Time for the inevitable freakout from Snowball Snookie and the appalling Betsy McCaughey (thanks for that, Sully) to start yapping on Fox about death panels:
Five years after it exploded into a political conflagration over “death panels,” the issue of paying doctors to talk to patients about end-of-life care is making a comeback, and such sessions may be covered for the 50 million Americans on Medicare as early as next year.
Bypassing the political process, private insurers have begun reimbursing doctors for these “advance care planning” conversations as interest in them rises along with the number of aging Americans. People are living longer with illnesses, and many want more input into how they will spend their final days, including whether they want to die at home or in the hospital, and whether they want full-fledged life-sustaining treatment, just pain relief or something in between. Some states, including Colorado and Oregon, recently began covering the sessions for Medicaid patients.
But far more significant, Medicare may begin covering end-of-life discussions next year if it approves a recent request from the American Medical Association, the country’s largest association of physicians and medical students. One of the A.M.A.’s roles is to create billing codes for medical services, codes used by doctors, hospitals and insurers. It recently created codes for end-of-life conversations and submitted them to Medicare.
The Centers for Medicare and Medicaid Services, which runs Medicare, would not discuss whether it will agree to cover end-of-life discussions; its decision is expected this fall. But the agency often adopts A.M.A. recommendations, which are developed in meetings attended by its representatives. And the political environment is less toxic than it was when the “death panel” label was coined; although there are still opponents, there are more proponents, including Republican politicians.

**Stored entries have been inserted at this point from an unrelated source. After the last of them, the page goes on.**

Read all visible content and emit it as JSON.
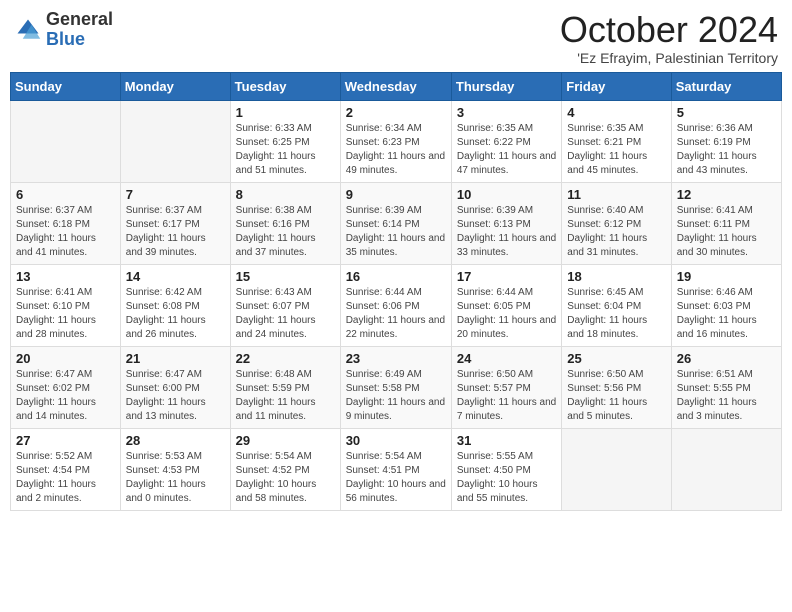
{
  "logo": {
    "general": "General",
    "blue": "Blue"
  },
  "title": "October 2024",
  "subtitle": "'Ez Efrayim, Palestinian Territory",
  "days_of_week": [
    "Sunday",
    "Monday",
    "Tuesday",
    "Wednesday",
    "Thursday",
    "Friday",
    "Saturday"
  ],
  "weeks": [
    [
      {
        "day": "",
        "info": ""
      },
      {
        "day": "",
        "info": ""
      },
      {
        "day": "1",
        "info": "Sunrise: 6:33 AM\nSunset: 6:25 PM\nDaylight: 11 hours and 51 minutes."
      },
      {
        "day": "2",
        "info": "Sunrise: 6:34 AM\nSunset: 6:23 PM\nDaylight: 11 hours and 49 minutes."
      },
      {
        "day": "3",
        "info": "Sunrise: 6:35 AM\nSunset: 6:22 PM\nDaylight: 11 hours and 47 minutes."
      },
      {
        "day": "4",
        "info": "Sunrise: 6:35 AM\nSunset: 6:21 PM\nDaylight: 11 hours and 45 minutes."
      },
      {
        "day": "5",
        "info": "Sunrise: 6:36 AM\nSunset: 6:19 PM\nDaylight: 11 hours and 43 minutes."
      }
    ],
    [
      {
        "day": "6",
        "info": "Sunrise: 6:37 AM\nSunset: 6:18 PM\nDaylight: 11 hours and 41 minutes."
      },
      {
        "day": "7",
        "info": "Sunrise: 6:37 AM\nSunset: 6:17 PM\nDaylight: 11 hours and 39 minutes."
      },
      {
        "day": "8",
        "info": "Sunrise: 6:38 AM\nSunset: 6:16 PM\nDaylight: 11 hours and 37 minutes."
      },
      {
        "day": "9",
        "info": "Sunrise: 6:39 AM\nSunset: 6:14 PM\nDaylight: 11 hours and 35 minutes."
      },
      {
        "day": "10",
        "info": "Sunrise: 6:39 AM\nSunset: 6:13 PM\nDaylight: 11 hours and 33 minutes."
      },
      {
        "day": "11",
        "info": "Sunrise: 6:40 AM\nSunset: 6:12 PM\nDaylight: 11 hours and 31 minutes."
      },
      {
        "day": "12",
        "info": "Sunrise: 6:41 AM\nSunset: 6:11 PM\nDaylight: 11 hours and 30 minutes."
      }
    ],
    [
      {
        "day": "13",
        "info": "Sunrise: 6:41 AM\nSunset: 6:10 PM\nDaylight: 11 hours and 28 minutes."
      },
      {
        "day": "14",
        "info": "Sunrise: 6:42 AM\nSunset: 6:08 PM\nDaylight: 11 hours and 26 minutes."
      },
      {
        "day": "15",
        "info": "Sunrise: 6:43 AM\nSunset: 6:07 PM\nDaylight: 11 hours and 24 minutes."
      },
      {
        "day": "16",
        "info": "Sunrise: 6:44 AM\nSunset: 6:06 PM\nDaylight: 11 hours and 22 minutes."
      },
      {
        "day": "17",
        "info": "Sunrise: 6:44 AM\nSunset: 6:05 PM\nDaylight: 11 hours and 20 minutes."
      },
      {
        "day": "18",
        "info": "Sunrise: 6:45 AM\nSunset: 6:04 PM\nDaylight: 11 hours and 18 minutes."
      },
      {
        "day": "19",
        "info": "Sunrise: 6:46 AM\nSunset: 6:03 PM\nDaylight: 11 hours and 16 minutes."
      }
    ],
    [
      {
        "day": "20",
        "info": "Sunrise: 6:47 AM\nSunset: 6:02 PM\nDaylight: 11 hours and 14 minutes."
      },
      {
        "day": "21",
        "info": "Sunrise: 6:47 AM\nSunset: 6:00 PM\nDaylight: 11 hours and 13 minutes."
      },
      {
        "day": "22",
        "info": "Sunrise: 6:48 AM\nSunset: 5:59 PM\nDaylight: 11 hours and 11 minutes."
      },
      {
        "day": "23",
        "info": "Sunrise: 6:49 AM\nSunset: 5:58 PM\nDaylight: 11 hours and 9 minutes."
      },
      {
        "day": "24",
        "info": "Sunrise: 6:50 AM\nSunset: 5:57 PM\nDaylight: 11 hours and 7 minutes."
      },
      {
        "day": "25",
        "info": "Sunrise: 6:50 AM\nSunset: 5:56 PM\nDaylight: 11 hours and 5 minutes."
      },
      {
        "day": "26",
        "info": "Sunrise: 6:51 AM\nSunset: 5:55 PM\nDaylight: 11 hours and 3 minutes."
      }
    ],
    [
      {
        "day": "27",
        "info": "Sunrise: 5:52 AM\nSunset: 4:54 PM\nDaylight: 11 hours and 2 minutes."
      },
      {
        "day": "28",
        "info": "Sunrise: 5:53 AM\nSunset: 4:53 PM\nDaylight: 11 hours and 0 minutes."
      },
      {
        "day": "29",
        "info": "Sunrise: 5:54 AM\nSunset: 4:52 PM\nDaylight: 10 hours and 58 minutes."
      },
      {
        "day": "30",
        "info": "Sunrise: 5:54 AM\nSunset: 4:51 PM\nDaylight: 10 hours and 56 minutes."
      },
      {
        "day": "31",
        "info": "Sunrise: 5:55 AM\nSunset: 4:50 PM\nDaylight: 10 hours and 55 minutes."
      },
      {
        "day": "",
        "info": ""
      },
      {
        "day": "",
        "info": ""
      }
    ]
  ]
}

If Medicare adopts the change, its decision will also set the standard for private insurers, encouraging many more doctors to engage in these conversations.
“We think it’s really important to incentivize this kind of care,” said Dr. Barbara Levy, chairwoman of the A.M.A. committee that submits reimbursement recommendations to Medicare. “The idea is to make sure patients and their families understand the consequences, the pros and cons and options so they can make the best decision for them.”
What a difference a few years make:
Reversing a potentially controversial decision, the Obama administration will drop references to end-of-life counseling from the ground rules for Medicare’s new annual checkup, the White House said Wednesday.
The latest shift on the sensitive subject comes ahead of a vote next week in the new GOP-led House to repeal President Barack Obama’s landmark health care overhaul.
The decision is not likely to have much impact on patients and doctors already discussing options for care in the last stages of life. For example, voluntary end-of-life planning is already covered as part of the “Welcome to Medicare” doctor visit, available to seniors within the first year of joining the program.
The original House version of the overhaul legislation sought to expand coverage, allowing for discussions every few years. But the plan was dropped after Sarah Palin and other Republicans raised the specter of “death panels” deciding the fate of vulnerable seniors. Those charges were later debunked by several non-partisan fact-checking groups.
It’s like this with everything. Democrats propose something common sense, Republicans scream bloody murder and many in the media pretend they have legitimate concerns (although even this was too much for Politifact to issue a both sides do it opinion), the Democrats and the common sense plan is kneecapped, and then five to ten years later the change happens with little or no outcry, because it just makes sense.